In the figure, to the right, I have drawn the value of the Rayleigh quotient $\rho(u)=\langle Au,u\rangle$, corresponding to the unit vector $u$ used to the left. If you stare long enough on those two pictures, you will see that the Rayleigh quotient has its minimum value precisely when $u$ equals $u_1$ (and $-u_1$). I have marked these minima with red dots, and if you look at the value, you see that it is exactly $3$! This, in fact, solves our problem of finding $\lambda_1$!

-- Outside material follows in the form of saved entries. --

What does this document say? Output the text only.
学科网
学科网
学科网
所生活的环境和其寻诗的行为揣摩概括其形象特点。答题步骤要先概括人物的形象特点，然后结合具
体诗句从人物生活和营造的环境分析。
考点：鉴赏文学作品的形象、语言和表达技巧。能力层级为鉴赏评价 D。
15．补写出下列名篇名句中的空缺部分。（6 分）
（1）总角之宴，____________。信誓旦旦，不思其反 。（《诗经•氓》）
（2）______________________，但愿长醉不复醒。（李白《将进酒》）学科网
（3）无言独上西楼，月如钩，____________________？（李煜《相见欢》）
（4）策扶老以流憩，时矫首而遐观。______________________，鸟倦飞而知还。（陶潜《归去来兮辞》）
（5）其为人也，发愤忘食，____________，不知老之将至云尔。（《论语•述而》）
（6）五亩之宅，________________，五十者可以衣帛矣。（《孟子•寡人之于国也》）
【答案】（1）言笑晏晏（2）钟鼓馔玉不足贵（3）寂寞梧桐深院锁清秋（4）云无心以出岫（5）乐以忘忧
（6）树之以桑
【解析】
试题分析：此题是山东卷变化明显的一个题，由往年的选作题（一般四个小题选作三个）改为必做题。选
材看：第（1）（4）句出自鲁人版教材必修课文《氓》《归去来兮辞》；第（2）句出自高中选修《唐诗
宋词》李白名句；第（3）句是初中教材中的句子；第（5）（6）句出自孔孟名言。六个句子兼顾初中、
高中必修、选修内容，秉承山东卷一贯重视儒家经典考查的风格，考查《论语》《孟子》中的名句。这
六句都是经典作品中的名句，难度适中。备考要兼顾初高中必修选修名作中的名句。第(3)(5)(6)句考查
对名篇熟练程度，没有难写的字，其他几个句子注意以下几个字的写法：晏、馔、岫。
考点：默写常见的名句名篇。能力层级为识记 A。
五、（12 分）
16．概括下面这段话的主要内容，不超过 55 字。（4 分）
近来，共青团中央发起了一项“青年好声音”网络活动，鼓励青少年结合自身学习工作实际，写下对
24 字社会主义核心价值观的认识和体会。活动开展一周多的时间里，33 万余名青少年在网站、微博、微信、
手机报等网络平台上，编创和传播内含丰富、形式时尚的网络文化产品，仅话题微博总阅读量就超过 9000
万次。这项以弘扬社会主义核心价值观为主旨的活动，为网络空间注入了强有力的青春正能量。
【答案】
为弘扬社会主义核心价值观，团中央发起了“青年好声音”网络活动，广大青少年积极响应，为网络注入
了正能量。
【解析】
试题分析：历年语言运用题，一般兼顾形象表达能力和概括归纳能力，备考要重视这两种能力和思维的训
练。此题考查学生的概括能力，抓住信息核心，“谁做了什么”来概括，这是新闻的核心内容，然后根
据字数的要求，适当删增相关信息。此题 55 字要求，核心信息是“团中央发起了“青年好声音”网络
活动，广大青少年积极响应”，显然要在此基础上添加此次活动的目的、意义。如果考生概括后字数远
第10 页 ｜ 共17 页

We turn to $\lambda_2$. Now, we are supposed to look at two-dimensional subspaces. In our case, this means that we should look at the full space $\mathbb R^2$. The $\sup_{u\in X}\rho(u)$ becomes $\sup_{u\in\mathbb R^2}\rho(u)$, and by looking at our graph to the right, we find that the maximum is $8$, marked green. By no surprise, it is attained at $u=\pm u_2$. In this case, the inf in the inf-sup becomes trivial, since we only have one subspace, $\mathbb R^2$. We conclude that $\lambda_2=8$.
Some comments
This example is very simple, but it hopefully gives an idea. I did not mention above, but if $u=(x,y)$ then $$ \rho(u)=\langle Au,u\rangle=4x^2-4xy+7y^2, $$ a quadratic form! If you want to perform the calculations yourself, you can for example use the parametrization $x=\cos t$ and $u=\sin t$ and work with what you get.
In the case of higher dimensions it is of course more complicated.

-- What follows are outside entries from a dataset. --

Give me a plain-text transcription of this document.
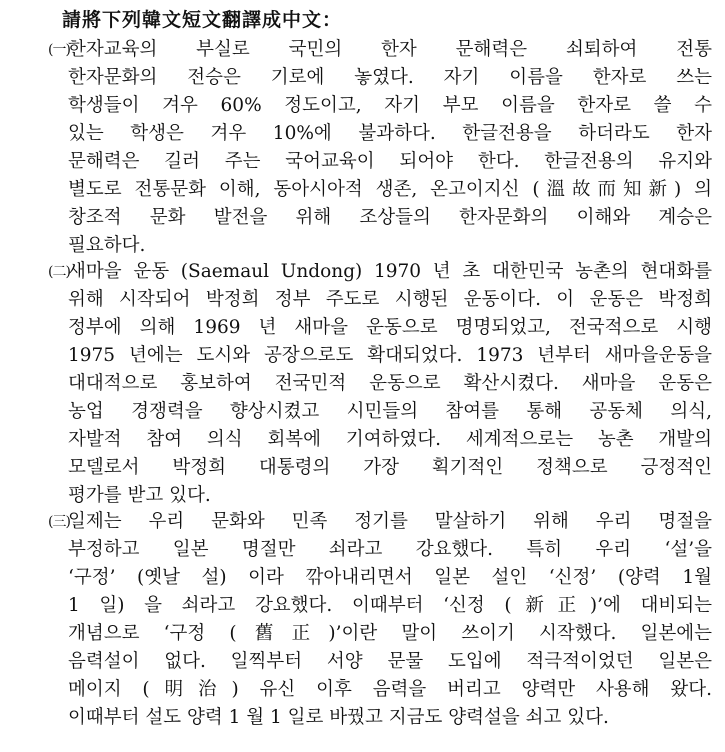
請將下列韓文短文翻譯成中文：
(一)한자교육의 부실로 국민의 한자 문해력은 쇠퇴하여 전통
한자문화의 전승은 기로에 놓였다. 자기 이름을 한자로 쓰는
학생들이 겨우 60% 정도이고, 자기 부모 이름을 한자로 쓸 수
있는 학생은 겨우 10%에 불과하다. 한글전용을 하더라도 한자
문해력은 길러 주는 국어교육이 되어야 한다. 한글전용의 유지와
별도로 전통문화 이해, 동아시아적 생존, 온고이지신 (溫故而知新) 의
창조적 문화 발전을 위해 조상들의 한자문화의 이해와 계승은
필요하다.
(二)새마을 운동 (Saemaul Undong) 1970 년 초 대한민국 농촌의 현대화를
위해 시작되어 박정희 정부 주도로 시행된 운동이다. 이 운동은 박정희
정부에 의해 1969 년 새마을 운동으로 명명되었고, 전국적으로 시행
1975 년에는 도시와 공장으로도 확대되었다. 1973 년부터 새마을운동을
대대적으로 홍보하여 전국민적 운동으로 확산시켰다. 새마을 운동은
농업 경쟁력을 향상시켰고 시민들의 참여를 통해 공동체 의식,
자발적 참여 의식 회복에 기여하였다. 세계적으로는 농촌 개발의
모델로서 박정희 대통령의 가장 획기적인 정책으로 긍정적인
평가를 받고 있다.
(三)일제는 우리 문화와 민족 정기를 말살하기 위해 우리 명절을
부정하고 일본 명절만 쇠라고 강요했다. 특히 우리 ‘설’을
‘구정’ (옛날 설) 이라 깎아내리면서 일본 설인 ‘신정’ (양력 1월
1 일) 을 쇠라고 강요했다. 이때부터 ‘신정 (新正)’에 대비되는
개념으로 ‘구정 (舊正)’이란 말이 쓰이기 시작했다. 일본에는
음력설이 없다. 일찍부터 서양 문물 도입에 적극적이었던 일본은
메이지 (明治) 유신 이후 음력을 버리고 양력만 사용해 왔다.
이때부터 설도 양력 1 월 1 일로 바꿨고 지금도 양력설을 쇠고 있다.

Exercise Work out the case $$ A= \begin{bmatrix} 2 & 0 & 0\\ 0 & 7 & -1\\ 0 & -1 & 7 \end{bmatrix} $$ and think about the geometrical picture in $\mathbb R^3$.
Infinite-dimensional exercise
Try to understand what is going on in the Dirichlet eigenvalue problem $$ \left\{ \begin{aligned} -u''(x)&=\lambda u(x)\quad 0<x<\pi\\ u(0)&=0\\ u(\pi)&=0. \end{aligned} \right. $$ You might want to use the fact that the set of eigenfunctions $\{\sin k x\}_{k=1}^{+\infty}$ is complete in $L^2((0,\pi))$.